Lampers finally tracked down Deese at the Crystal Inn, a motel on Lincoln Avenue near Brookhurst Street. Lampers then kicked the room door open, kicked open a bathroom door, pointed a pistol at Deese and screamed “We’re leaving,” then dragged her by her hair all the way back to his car.
Deese however convinced Lampers to return to the Crystal Inn so that she could pick up her cell phone and makeup bag. By the time they arrived back at the motel a half hour after the initial break-in, there were several onlookers gathered by the broken door, including Navarro and his mother.
Deese was allowed to go into the room to pick up her items but the bystanders did not allow Lampers into the motel room since it didn’t belong to him. Deese then allegedly told some members of the crowd that she didn’t want to leave with Lampers.
Lampers began to get agitated and eventually began to wave a semi-automatic pistol around. When Navarro told him that he should put the gun away and leave and that he wasn’t going to take Deese, Lampers shot Navarro in the chest.
Lampers’ defense attorneys had previously argued that Lampers shot Navarro in self-defense.
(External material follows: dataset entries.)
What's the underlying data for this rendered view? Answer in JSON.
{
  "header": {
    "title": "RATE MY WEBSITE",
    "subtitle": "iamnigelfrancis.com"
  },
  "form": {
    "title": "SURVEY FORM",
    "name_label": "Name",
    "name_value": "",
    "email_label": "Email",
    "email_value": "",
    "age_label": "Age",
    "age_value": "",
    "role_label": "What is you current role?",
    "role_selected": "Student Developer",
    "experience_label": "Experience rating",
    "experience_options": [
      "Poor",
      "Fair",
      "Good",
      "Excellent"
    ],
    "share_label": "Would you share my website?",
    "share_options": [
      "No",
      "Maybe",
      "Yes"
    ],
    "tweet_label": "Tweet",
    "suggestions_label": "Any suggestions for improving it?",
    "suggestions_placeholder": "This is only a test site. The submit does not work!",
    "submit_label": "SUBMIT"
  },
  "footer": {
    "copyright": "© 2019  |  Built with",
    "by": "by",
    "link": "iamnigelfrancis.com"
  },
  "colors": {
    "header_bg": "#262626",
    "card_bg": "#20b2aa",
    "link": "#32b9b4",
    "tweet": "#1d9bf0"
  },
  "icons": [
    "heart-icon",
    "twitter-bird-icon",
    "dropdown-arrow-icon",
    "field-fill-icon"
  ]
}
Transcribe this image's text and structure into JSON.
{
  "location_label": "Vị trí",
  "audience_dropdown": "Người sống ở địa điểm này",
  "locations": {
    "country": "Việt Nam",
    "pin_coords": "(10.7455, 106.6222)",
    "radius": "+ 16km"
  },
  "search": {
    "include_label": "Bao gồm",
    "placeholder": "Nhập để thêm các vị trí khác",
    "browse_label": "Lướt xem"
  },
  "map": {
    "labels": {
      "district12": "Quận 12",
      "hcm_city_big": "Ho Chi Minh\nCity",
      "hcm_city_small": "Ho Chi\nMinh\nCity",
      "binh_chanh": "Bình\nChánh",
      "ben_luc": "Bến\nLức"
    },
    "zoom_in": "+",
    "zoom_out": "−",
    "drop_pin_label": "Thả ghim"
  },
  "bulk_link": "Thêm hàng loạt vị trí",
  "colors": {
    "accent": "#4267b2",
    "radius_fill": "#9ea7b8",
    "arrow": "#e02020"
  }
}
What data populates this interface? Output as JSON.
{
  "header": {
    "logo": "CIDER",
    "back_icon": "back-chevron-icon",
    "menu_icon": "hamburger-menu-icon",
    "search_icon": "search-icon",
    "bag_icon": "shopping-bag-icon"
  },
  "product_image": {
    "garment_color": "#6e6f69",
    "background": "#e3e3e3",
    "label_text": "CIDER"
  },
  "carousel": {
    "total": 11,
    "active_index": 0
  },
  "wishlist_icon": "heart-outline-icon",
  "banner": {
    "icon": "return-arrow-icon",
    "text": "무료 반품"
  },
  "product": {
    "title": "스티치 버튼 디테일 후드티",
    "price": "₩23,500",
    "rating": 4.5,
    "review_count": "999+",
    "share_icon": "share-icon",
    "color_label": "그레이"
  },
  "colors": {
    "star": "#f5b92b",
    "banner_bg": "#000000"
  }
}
They described Navarro as a “career criminal,” and alleged that Navarro had watched the initial kidnapping and done nothing. When Lampers returned, the defense lawyers alleged that Navarro got a “facsimile weapon” from his car and then tried to rob Lampers of $200.
After the shooting, Lampers told Deese that she had made him murder somebody, as he forced her out of the motel room and into his vehicle.
Lampers took Deese to to motels in the Los Angeles and San Diego areas as he remained on the lam. Deese later said that she was afraid to escape because Lampers was threatening to kill her and/or her family. She also told police that he had spoken of crossing the Mexican border.
Deese finally escaped by telling a drug dealer that was selling heroin to Lampers that Lampers had murdered someone and kidnapped her. That drug dealer then contacted Deese’s family to let them know that she was in San Diego. The police finally, after a week-long manhunt, found Lampers and shot and wounded him as he ran from a motel in Old Town San Diego.